The EJB 3.0 spec simplifies the development of business logic and data handling for enterprise apps. The EJB 2.x spec features a CMP 2.0 component model, which provides a number of improvements to aid developer productivity and application performance.
In addition, this product continues to fully support enterprise beans written to the CMP 1.1 programming model and deployed in previous versions of this product; applications can use CMP 1.1 beans, CMP 2.0 beans, or a mixture of both. CMP 1.1 beans can be directly carried forward in an EJB 1.1 ejb-jar module or may be repackaged and combined with CMP 2.0 beans in an EJB 2.x module.
Innovations for EJB 3.0 development
EJB 3.0 uses JPA, which is simpler than the Container Managed Persistence Entity bean approach from earlier releases. With a focus on the premise that a simple Java Bean can be used in most cases, and greater complexity should only be used when called for, EJB 3.0 simplifies the application development process in the following ways.
- Annotations to provide component metadata. It is no longer necessary to create XML deployment descriptors.
- Programmatic defaults so you do not need to specify most commonly used requirements in the EJB container. You only need to specify an item if we do not want the default value.
- A dependency injection function and simpler lookup APIs for easier access to a bean's environment.
- Plain Old Java Object (POJO) development for both business logic and persistence. This enables unit test outside of the appserver, reducing the edit-compile-deploy-debug cycles currently used with applications. It also removes dependencies on external framework interfaces such as...

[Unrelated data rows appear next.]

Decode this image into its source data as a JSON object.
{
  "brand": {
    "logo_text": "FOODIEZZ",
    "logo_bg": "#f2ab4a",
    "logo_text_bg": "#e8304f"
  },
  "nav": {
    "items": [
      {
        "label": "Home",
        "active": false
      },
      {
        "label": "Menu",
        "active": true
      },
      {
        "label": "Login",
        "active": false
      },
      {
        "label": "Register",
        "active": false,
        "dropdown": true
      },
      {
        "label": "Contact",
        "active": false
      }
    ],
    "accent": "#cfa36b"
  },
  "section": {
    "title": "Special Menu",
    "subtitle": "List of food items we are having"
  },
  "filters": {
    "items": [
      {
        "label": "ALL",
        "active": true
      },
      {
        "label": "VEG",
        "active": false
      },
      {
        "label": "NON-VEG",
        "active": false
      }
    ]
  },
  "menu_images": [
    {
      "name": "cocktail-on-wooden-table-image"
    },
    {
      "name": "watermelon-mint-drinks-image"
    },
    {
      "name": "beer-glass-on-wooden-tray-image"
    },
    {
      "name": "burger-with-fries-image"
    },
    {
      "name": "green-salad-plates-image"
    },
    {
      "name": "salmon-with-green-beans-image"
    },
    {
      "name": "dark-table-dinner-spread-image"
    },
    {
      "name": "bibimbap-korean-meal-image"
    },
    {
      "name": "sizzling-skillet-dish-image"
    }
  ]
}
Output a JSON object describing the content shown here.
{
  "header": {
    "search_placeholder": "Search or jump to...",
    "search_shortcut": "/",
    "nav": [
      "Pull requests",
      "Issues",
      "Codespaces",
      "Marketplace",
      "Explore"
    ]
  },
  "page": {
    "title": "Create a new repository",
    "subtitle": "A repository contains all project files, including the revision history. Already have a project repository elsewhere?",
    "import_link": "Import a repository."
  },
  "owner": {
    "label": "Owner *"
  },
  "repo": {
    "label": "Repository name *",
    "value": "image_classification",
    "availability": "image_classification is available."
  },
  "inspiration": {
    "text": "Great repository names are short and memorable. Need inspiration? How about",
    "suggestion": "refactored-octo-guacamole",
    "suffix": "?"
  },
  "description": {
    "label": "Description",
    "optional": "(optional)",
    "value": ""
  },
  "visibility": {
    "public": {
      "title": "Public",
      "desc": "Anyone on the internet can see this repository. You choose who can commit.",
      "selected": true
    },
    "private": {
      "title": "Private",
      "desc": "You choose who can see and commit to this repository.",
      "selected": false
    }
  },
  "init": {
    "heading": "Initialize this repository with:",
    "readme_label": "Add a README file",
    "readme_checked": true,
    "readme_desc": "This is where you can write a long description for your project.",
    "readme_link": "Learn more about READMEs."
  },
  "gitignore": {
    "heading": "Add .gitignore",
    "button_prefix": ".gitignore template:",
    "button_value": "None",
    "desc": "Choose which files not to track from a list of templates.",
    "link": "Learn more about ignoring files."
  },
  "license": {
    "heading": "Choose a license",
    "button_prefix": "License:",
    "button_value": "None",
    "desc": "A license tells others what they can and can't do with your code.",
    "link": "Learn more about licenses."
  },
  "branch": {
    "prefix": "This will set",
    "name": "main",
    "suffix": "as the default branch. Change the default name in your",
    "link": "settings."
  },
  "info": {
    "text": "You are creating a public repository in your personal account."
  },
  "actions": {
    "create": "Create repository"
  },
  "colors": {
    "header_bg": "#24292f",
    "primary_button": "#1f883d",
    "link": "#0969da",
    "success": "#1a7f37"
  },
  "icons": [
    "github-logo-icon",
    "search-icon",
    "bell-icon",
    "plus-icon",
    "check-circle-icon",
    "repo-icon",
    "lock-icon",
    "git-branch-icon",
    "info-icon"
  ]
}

- No requirement for session beans to have home interfaces.
- Simplified entity persistence through the JPA. Light-weight domain modeling, including inheritance and polymorphism, is supported.
Innovations for EJB 2.x development
For EJB 2.x modules, a feature introduced in V5 of this product, called Access intent policies, eases the management of interactions between CMP beans and their underlying data stores. Each policy sets data access characteristics such as access type (read or update) and transaction isolation that affect the locking of resources, letting you choose the level of data integrity and performance for the application. The Integration Server product adds APIs to enable you to further customize IBM-provided access intent policies for your particular environment.
Access intent is frequently used with the function of application profiling.For example, we can configure one transaction to load an entity bean with strong update locks and configure another transaction to load the same entity bean without locks.
Sometimes when working with entity beans we might find that it is better to use the dynamic query service rather than the regular EJB query service (which can be referred to as deployment query).
Your application development can also include asynchronous messaging, which the product supports as a method of communication based on the JMS programming interface. The base JMS support enables product applications to exchange messages asynchronously with other JMS clients by using JMS destinations (queues or topics). An application can explicitly poll for messages on a destination.
See Introduction: Messaging resources.
The product also provides a message listener service that applications can use to automatically retrieve messages from JMS destinations for processing by message-driven beans, without the application having to explicitly poll JMS destinations.